Дженни сидела на кровати, аккуратно складывая вещи в сумку. Каждый предмет, который она брала в руки, казался наполненным памятью: тёплый свитер, блокнот, пара забытых карандашей. В самом конце она осторожно положила внутрь лист с запиской Чеён — аккуратно, словно боясь помять. Взгляд Дженни скользнул к окну. Снаружи, на центральной площади академии, стоял чёртов крест, на котором висела Чеён. Сегодня его должны были демонтировать мастера по приказу руководства. Казалось, словно сам воздух дрожит от ожидания, от пустоты, которую оставила смерть. — А ведь всё могло быть иначе… — шептала Дженни себе, сжимая ладони на сумке. Сердце ёкнуло, в горле появилось тяжёлое, горькое чувство, смешанное с жалостью и гневом. Она знала, что крест уйдёт, а память останется — и эта память будет с ней всю жизнь. Взгляд снова упал на окно. Площадь академии была пуста, мастерские фигуры медленно разбирали крест, словно пытаясь стереть всё, что когда-либо здесь произошло. Ким глубоко вздохнула и закрыла глаза, представляя Чеён — не на кресте, не в боли и страхе, а свободной, лёгкой, безгрешной в своей душе. Дженни была уверена: её Рози попадёт в рай. Хоть они и совершали грехи неоднократно, но страданий, через которые прошла Чеён, хватало с лихвой, чтобы искупить их в глазах Неба. — Ты заслужила это… — прошептала Дженни, вновь гладя лист с запиской. — И я буду помнить тебя всегда. Дженни улыбнулась сквозь слёзы и тихо, почти молитвенно, добавила: — Спи спокойно, моя любовь. Мир уже не мог тебя удержать, но я буду хранить тебя в своём сердце. Дверь тихо захлопнулась. — Иногда конец — это начало, — прошептала Чеён, голос хриплый, но полон странной мягкости. — Так Лиса часто говорит ещё. Дженни опустила руки на ледяные ладони Пак, дрожащие пальцы переплелись с чужими: — Начало чего, Рози? — почти всхлипывая, спросила Дженни. — Начало свободы… — ответила Чеён, лёгкая улыбка коснулась губ. — Ты знаешь… здесь всё кончается, но там… там нет страха.
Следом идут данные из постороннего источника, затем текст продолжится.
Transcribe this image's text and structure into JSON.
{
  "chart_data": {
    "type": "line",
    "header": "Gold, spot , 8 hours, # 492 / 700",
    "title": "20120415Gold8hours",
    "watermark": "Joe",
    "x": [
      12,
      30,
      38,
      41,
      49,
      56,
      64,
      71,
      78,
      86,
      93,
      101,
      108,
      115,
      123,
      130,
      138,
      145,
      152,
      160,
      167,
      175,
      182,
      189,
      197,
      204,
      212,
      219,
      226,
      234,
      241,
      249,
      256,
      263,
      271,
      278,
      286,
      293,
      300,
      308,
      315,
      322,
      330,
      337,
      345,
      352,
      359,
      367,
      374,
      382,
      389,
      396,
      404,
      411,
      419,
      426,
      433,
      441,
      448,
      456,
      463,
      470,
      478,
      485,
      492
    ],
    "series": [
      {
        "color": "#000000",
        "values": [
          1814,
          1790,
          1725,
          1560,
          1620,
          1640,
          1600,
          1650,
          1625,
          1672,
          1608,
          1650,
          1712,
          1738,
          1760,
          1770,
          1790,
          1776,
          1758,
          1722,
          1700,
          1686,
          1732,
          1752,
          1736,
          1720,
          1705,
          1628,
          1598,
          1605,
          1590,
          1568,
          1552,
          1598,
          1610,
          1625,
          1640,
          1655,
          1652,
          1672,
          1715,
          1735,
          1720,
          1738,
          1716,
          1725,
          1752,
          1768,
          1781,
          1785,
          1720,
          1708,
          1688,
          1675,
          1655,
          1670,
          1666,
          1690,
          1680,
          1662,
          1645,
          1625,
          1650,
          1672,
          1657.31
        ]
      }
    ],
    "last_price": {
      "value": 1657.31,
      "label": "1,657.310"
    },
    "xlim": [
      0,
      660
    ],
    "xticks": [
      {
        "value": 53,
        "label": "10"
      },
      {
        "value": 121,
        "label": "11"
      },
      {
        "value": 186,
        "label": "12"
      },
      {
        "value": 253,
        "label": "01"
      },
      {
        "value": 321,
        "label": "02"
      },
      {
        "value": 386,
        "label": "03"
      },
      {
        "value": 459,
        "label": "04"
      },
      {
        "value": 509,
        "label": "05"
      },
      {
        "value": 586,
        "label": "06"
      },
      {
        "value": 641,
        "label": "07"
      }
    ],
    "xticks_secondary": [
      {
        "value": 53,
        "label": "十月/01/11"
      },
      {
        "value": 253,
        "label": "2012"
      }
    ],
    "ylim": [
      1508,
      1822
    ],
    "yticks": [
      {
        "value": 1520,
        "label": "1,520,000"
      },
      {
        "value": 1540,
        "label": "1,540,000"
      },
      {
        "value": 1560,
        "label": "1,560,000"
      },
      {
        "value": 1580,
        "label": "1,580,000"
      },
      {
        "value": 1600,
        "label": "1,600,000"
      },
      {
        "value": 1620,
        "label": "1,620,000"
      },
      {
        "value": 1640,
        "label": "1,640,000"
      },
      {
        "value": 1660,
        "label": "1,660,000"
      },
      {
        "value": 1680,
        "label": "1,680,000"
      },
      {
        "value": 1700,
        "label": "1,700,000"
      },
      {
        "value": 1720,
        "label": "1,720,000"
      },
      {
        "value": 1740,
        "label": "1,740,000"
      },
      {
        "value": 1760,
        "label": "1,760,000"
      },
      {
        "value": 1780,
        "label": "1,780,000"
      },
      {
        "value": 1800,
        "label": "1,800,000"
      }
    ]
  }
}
Там нет кнута, нет наказаний… только свет. — Я хочу быть с тобой там… — прошептала Дженни, глотая слёзы. — А ты уже со мной, — хрипло сказала Чеён. — В сердце. Любовь наша сильнее боли. Она остаётся… даже когда я уйду. Дженни сжала руки сильнее, чувствуя, как тепло вовсе уходит, оставляя лишь воспоминание, тихую, но неугасимую любовь.

Розы всегда молятся рубинам.

Примечания:
19 Нравится 11 Отзывы 3 В сборник
Отзывы (11)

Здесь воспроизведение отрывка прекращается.